Let be $X$ Banach space. Let $Y$ be a linear subspace of $X^*$ such that $Y$ is dense for $\sigma(X^*,X)$. Let $\sigma(Y)$ be the sigma algebra on $X$ generated by sets of the form $$\{x\in X:(\langle x, x_1^*\rangle,\ldots,\langle x, x_n^*\rangle)\in B\},\;\;\;\;(1)$$ for all $n\geq 1$ where $x_1^*,\ldots,x_n^*\in Y$ and $B$ is a Borel subset of $\mathbb{R}^n$. Let $$G=\{x^*\in X^*: \text{ the map } x\to\langle x,x^*\rangle \text{ is }\sigma(Y)\text{-measurable}\}.$$ I want to show that $G$ is sequentially closed in $\sigma(X^*,X)$.
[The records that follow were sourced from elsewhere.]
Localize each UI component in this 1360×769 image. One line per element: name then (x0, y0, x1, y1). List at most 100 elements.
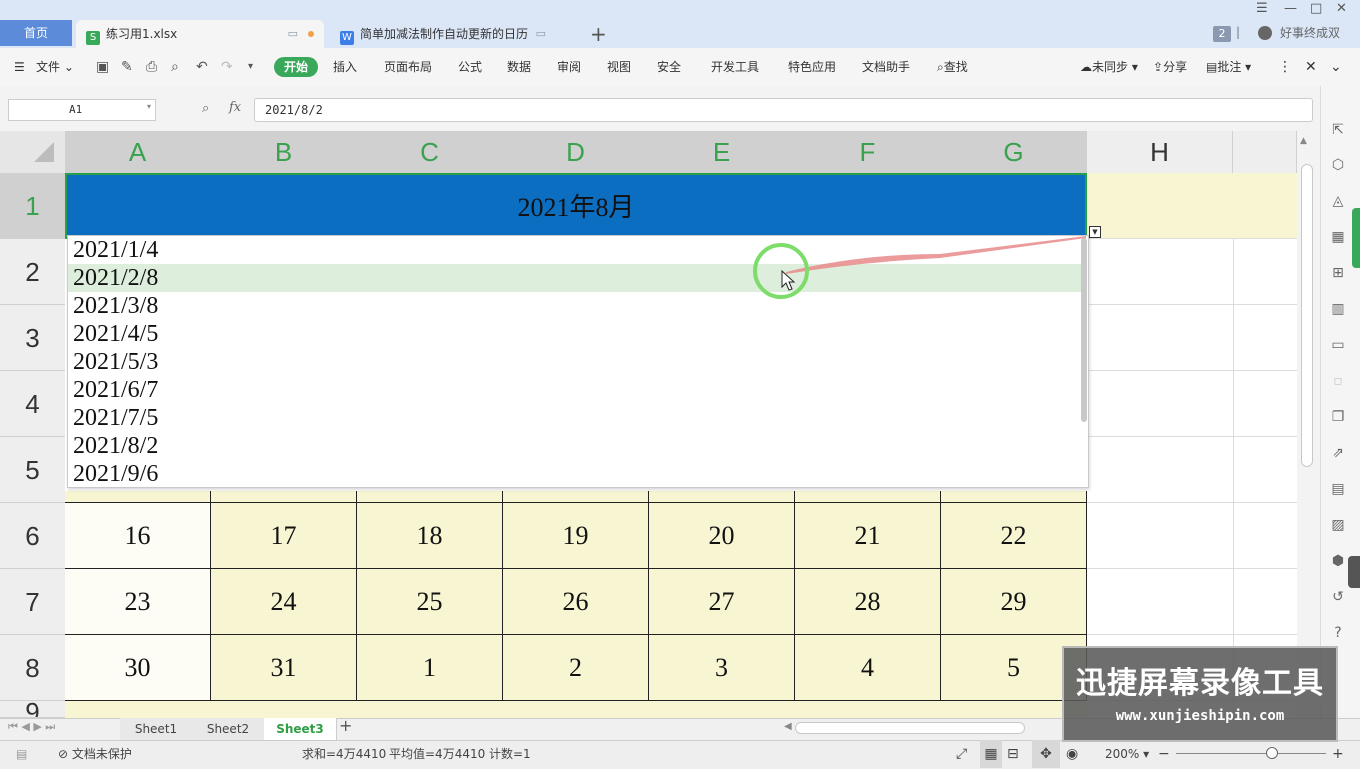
tab-view[interactable]: 视图 (607, 48, 631, 86)
col-header-h[interactable]: H (1087, 131, 1233, 173)
tab-security[interactable]: 安全 (657, 48, 681, 86)
calendar-day[interactable]: 23 (65, 569, 211, 635)
zoom-formula-icon[interactable]: ⌕ (202, 101, 209, 116)
tab-features[interactable]: 特色应用 (788, 48, 836, 86)
reading-mode-icon[interactable]: ✥ (1032, 740, 1060, 768)
zoom-level[interactable]: 200% ▾ (1105, 740, 1149, 768)
print-preview-icon[interactable]: ⌕ (171, 48, 179, 86)
menu-icon[interactable]: ☰ (1256, 0, 1268, 18)
select-pointer-icon[interactable]: ⇱ (1328, 122, 1348, 138)
tab-data[interactable]: 数据 (507, 48, 531, 86)
calendar-day[interactable]: 4 (795, 635, 941, 701)
name-box[interactable]: A1 ▾ (8, 99, 156, 121)
tab-page-layout[interactable]: 页面布局 (384, 48, 432, 86)
sheet-tab-1[interactable]: Sheet1 (120, 718, 193, 740)
col-header-c[interactable]: C (357, 131, 503, 173)
scroll-left-icon[interactable]: ◀ (784, 721, 792, 732)
col-header-i[interactable] (1233, 131, 1297, 173)
row-header-7[interactable]: 7 (0, 569, 65, 635)
comment-button[interactable]: ▤批注 ▾ (1206, 48, 1251, 86)
col-header-a[interactable]: A (65, 131, 211, 173)
tab-developer[interactable]: 开发工具 (711, 48, 759, 86)
formula-input[interactable]: 2021/8/2 (254, 98, 1313, 122)
undo-icon[interactable]: ↶ (196, 48, 208, 86)
insert-function-icon[interactable]: fx (229, 100, 241, 115)
horizontal-scroll-thumb[interactable] (795, 722, 1025, 734)
sheet-tab-2[interactable]: Sheet2 (192, 718, 265, 740)
calendar-day[interactable]: 26 (503, 569, 649, 635)
calendar-day[interactable]: 25 (357, 569, 503, 635)
calendar-day[interactable]: 17 (211, 503, 357, 569)
sheet-tab-3[interactable]: Sheet3 (264, 718, 337, 740)
home-tab[interactable]: 首页 (0, 20, 72, 46)
calendar-day[interactable]: 31 (211, 635, 357, 701)
col-header-g[interactable]: G (941, 131, 1087, 173)
calendar-day[interactable]: 18 (357, 503, 503, 569)
copy-icon[interactable]: ❐ (1328, 409, 1348, 425)
add-sheet-button[interactable]: + (339, 716, 352, 735)
eye-protection-icon[interactable]: ◉ (1066, 740, 1078, 768)
select-all-corner[interactable] (0, 131, 65, 173)
col-header-f[interactable]: F (795, 131, 941, 173)
dropdown-option[interactable]: 2021/4/5 (68, 320, 1082, 348)
maximize-icon[interactable]: □ (1310, 0, 1322, 18)
export-icon[interactable]: ⇗ (1328, 445, 1348, 461)
tab-formulas[interactable]: 公式 (458, 48, 482, 86)
chevron-down-icon[interactable]: ▾ (147, 102, 151, 111)
tab-document[interactable]: W 简单加减法制作自动更新的日历 ▭ (330, 20, 560, 48)
shield-icon[interactable]: ⬢ (1328, 553, 1348, 569)
format-painter-icon[interactable]: ✎ (121, 48, 133, 86)
row-header-2[interactable]: 2 (0, 239, 65, 305)
cell-h1[interactable] (1087, 173, 1297, 239)
row-header-9[interactable]: 9 (0, 701, 65, 718)
tab-spreadsheet[interactable]: S 练习用1.xlsx ▭ (76, 20, 324, 48)
calendar-day[interactable]: 28 (795, 569, 941, 635)
grid-apps-icon[interactable]: ⊞ (1328, 265, 1348, 281)
tab-insert[interactable]: 插入 (333, 48, 357, 86)
validation-dropdown-button[interactable]: ▼ (1089, 226, 1101, 238)
quick-access-dropdown-icon[interactable]: ▾ (248, 48, 253, 86)
table-icon[interactable]: ▦ (1328, 229, 1348, 245)
redo-icon[interactable]: ↷ (221, 48, 233, 86)
row-header-6[interactable]: 6 (0, 503, 65, 569)
tab-start[interactable]: 开始 (274, 57, 319, 77)
calendar-day[interactable]: 16 (65, 503, 211, 569)
cell-a1-title[interactable]: 2021年8月 (65, 173, 1087, 239)
zoom-in-icon[interactable]: + (1332, 740, 1344, 768)
dropdown-option[interactable]: 2021/5/3 (68, 348, 1082, 376)
calendar-day[interactable]: 3 (649, 635, 795, 701)
dropdown-option[interactable]: 2021/7/5 (68, 404, 1082, 432)
dropdown-option[interactable]: 2021/3/8 (68, 292, 1082, 320)
collapse-ribbon-icon[interactable]: ⌄ (1330, 48, 1342, 86)
calendar-day[interactable]: 2 (503, 635, 649, 701)
protection-status[interactable]: ⊘ 文档未保护 (58, 740, 132, 768)
minimize-icon[interactable]: — (1284, 0, 1297, 18)
col-header-b[interactable]: B (211, 131, 357, 173)
zoom-slider-knob[interactable] (1266, 747, 1278, 759)
image-icon[interactable]: ▭ (1328, 337, 1348, 353)
close-icon[interactable]: ✕ (1336, 0, 1347, 18)
calendar-day[interactable]: 22 (941, 503, 1087, 569)
tab-review[interactable]: 审阅 (557, 48, 581, 86)
zoom-slider[interactable] (1176, 753, 1326, 754)
calendar-day[interactable]: 1 (357, 635, 503, 701)
scroll-up-icon[interactable]: ▲ (1300, 136, 1307, 146)
file-menu[interactable]: 文件 ⌄ (36, 48, 74, 86)
print-icon[interactable]: ⎙ (146, 48, 157, 86)
row-header-5[interactable]: 5 (0, 437, 65, 503)
row-9-cells[interactable] (65, 701, 1087, 718)
more-icon[interactable]: ⋮ (1278, 48, 1292, 86)
row-header-1[interactable]: 1 (0, 173, 65, 239)
col-header-e[interactable]: E (649, 131, 795, 173)
calendar-day[interactable]: 24 (211, 569, 357, 635)
page-break-view-icon[interactable]: ⊟ (1007, 740, 1019, 768)
new-tab-button[interactable]: + (590, 20, 607, 48)
archive-icon[interactable]: ▤ (1328, 481, 1348, 497)
col-header-d[interactable]: D (503, 131, 649, 173)
user-account[interactable]: 好事终成双 (1258, 24, 1340, 41)
search-button[interactable]: ⌕查找 (937, 48, 968, 86)
calendar-day[interactable]: 29 (941, 569, 1087, 635)
share-button[interactable]: ⇪分享 (1153, 48, 1187, 86)
hamburger-icon[interactable]: ☰ (14, 48, 25, 86)
dropdown-option[interactable]: 2021/9/6 (68, 460, 1082, 487)
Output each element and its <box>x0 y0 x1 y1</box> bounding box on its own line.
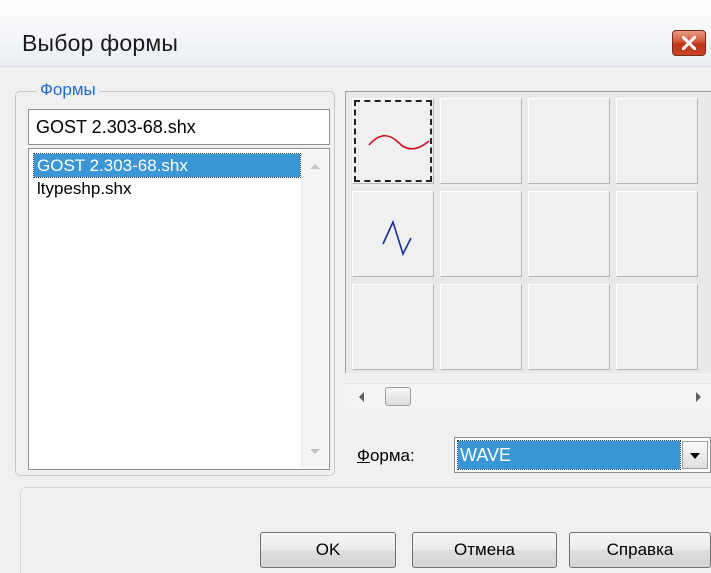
preview-horizontal-scrollbar[interactable] <box>345 383 711 409</box>
scrollbar-thumb[interactable] <box>385 387 411 406</box>
preview-cell[interactable] <box>616 98 698 184</box>
help-button[interactable]: Справка <box>569 532 711 568</box>
shape-combobox[interactable]: WAVE <box>454 437 711 473</box>
preview-cell[interactable] <box>440 284 522 370</box>
shape-file-list[interactable]: GOST 2.303-68.shx ltypeshp.shx <box>28 148 330 470</box>
shapes-group-label: Формы <box>37 80 99 100</box>
preview-cell[interactable] <box>352 284 434 370</box>
shape-field-label: Форма: <box>357 446 415 466</box>
preview-cell[interactable] <box>352 98 434 184</box>
preview-cell[interactable] <box>616 284 698 370</box>
shape-select-dialog: Выбор формы Формы GOST 2.303-68.shx GOST… <box>0 0 711 573</box>
close-icon <box>682 36 696 50</box>
preview-cell[interactable] <box>616 191 698 277</box>
preview-cell[interactable] <box>528 98 610 184</box>
close-button[interactable] <box>672 30 706 56</box>
shape-label-accelerator: Ф <box>357 446 370 465</box>
preview-cell[interactable] <box>440 191 522 277</box>
scroll-right-arrow-icon[interactable] <box>696 392 701 402</box>
list-vertical-scrollbar[interactable] <box>301 150 328 468</box>
list-item-gost[interactable]: GOST 2.303-68.shx <box>33 153 301 178</box>
scroll-down-arrow-icon[interactable] <box>310 449 320 454</box>
chevron-down-icon <box>690 453 700 459</box>
ok-button[interactable]: OK <box>260 532 396 568</box>
shape-preview-grid[interactable] <box>345 91 711 373</box>
preview-cell[interactable] <box>440 98 522 184</box>
preview-cell[interactable] <box>528 191 610 277</box>
scroll-up-arrow-icon[interactable] <box>310 164 320 169</box>
list-item-ltypeshp[interactable]: ltypeshp.shx <box>34 177 300 200</box>
shape-label-text: орма: <box>369 446 415 465</box>
title-bar[interactable]: Выбор формы <box>0 0 711 67</box>
shape-combobox-value[interactable]: WAVE <box>457 440 681 470</box>
cancel-button[interactable]: Отмена <box>412 532 557 568</box>
scroll-left-arrow-icon[interactable] <box>359 392 364 402</box>
preview-cell[interactable] <box>352 191 434 277</box>
window-title: Выбор формы <box>22 30 179 56</box>
shape-file-input[interactable]: GOST 2.303-68.shx <box>28 109 330 145</box>
dropdown-arrow-button[interactable] <box>682 441 708 469</box>
preview-cell[interactable] <box>528 284 610 370</box>
zig-shape-icon <box>382 219 412 257</box>
wave-shape-icon <box>368 134 430 150</box>
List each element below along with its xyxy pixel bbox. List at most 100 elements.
I would try to show that if $\{x_n^*\}$ is a sequence in $G$ such that $x_n^*\stackrel{*}{\rightharpoonup} x_0^*\in X^*$ then $x_0^*\in G$. For this I would need to show that for every Borel subset $B$ of $\mathbb{R}$, the set $(x_0^*)^{-1}(B)\in\sigma(Y)$. Now, weak$^*$ convergence implies that for all $x\in X$ we have $\langle x,x_n^*\rangle\to\langle x, x_0^*\rangle.$ But how to proceed from here?

I'm finding it difficult to write $(x_0^*)^{-1}(B)$ as countable unions/intersections of sets of the form (1). Any hints?

Answer 1

Your approach is already a good start.

Here is a sketch for the rest.

There is, however, a simplification: If you want to show that a map $f:X\to \mathbb R$ is measurable, it suffices to check that the preimages of sets of the form $(-\infty,c)$ for $c\in\mathbb R$ are measurable. Thus you need to check the measurability of the set $$ A_c:=(x_0^*)^{-1}((-\infty,c))=\{x \in X : \langle x,x_0^*\rangle < c\} $$ is measurable. For this, one can show the equivalence $$ \langle x,x_0^*\rangle < c \Leftrightarrow \exists N_x\in\mathbb N \forall n\geq N_x : \langle x,x_n^*\rangle < c. $$ Using this equivalence, one can rewrite $A_c$ as a countable union of a countable intersection of measurable sets.

If I am not mistaken, this method should work for all sigma algebras on $X$.

Answer 2

You can repeat the argument in measure theory that shows that pointwise limits of measurable functions are measurable.

Assume for now that $x_n^*$ is real.

First, let $s_0^*=\sup_nx_n^*$, in the sense that $s_0^*(x)=\sup_nx_n^*(x)$. This is measurable: $$ (s_0^*)^{-1}(a,\infty)=\{x:\ s_0^*(x)>a\}=\bigcup_n\{x:\ x_n^*(x)>a\}=\bigcup_n(x_n^*)^{-1}(a,\infty)\in\sigma(Y). $$ As $\inf M=-\sup(-M)$, you also get that the infimum is measurable.

Next you go for $\limsup$: you have $\limsup_n x_n^*=\inf_m\sup_{n>m}x_n^*$, so measurable. Now, if $x_n^*\to x_0^*$, you have $$x_0^*=\lim_nx_n^*=\limsup_nx_n^*, $$ so measurable.

In the general case, $x_n^*=\operatorname{Re}x_n^*+i\operatorname{Im}x_n^*$ is a linear combination of measurable, so measurable.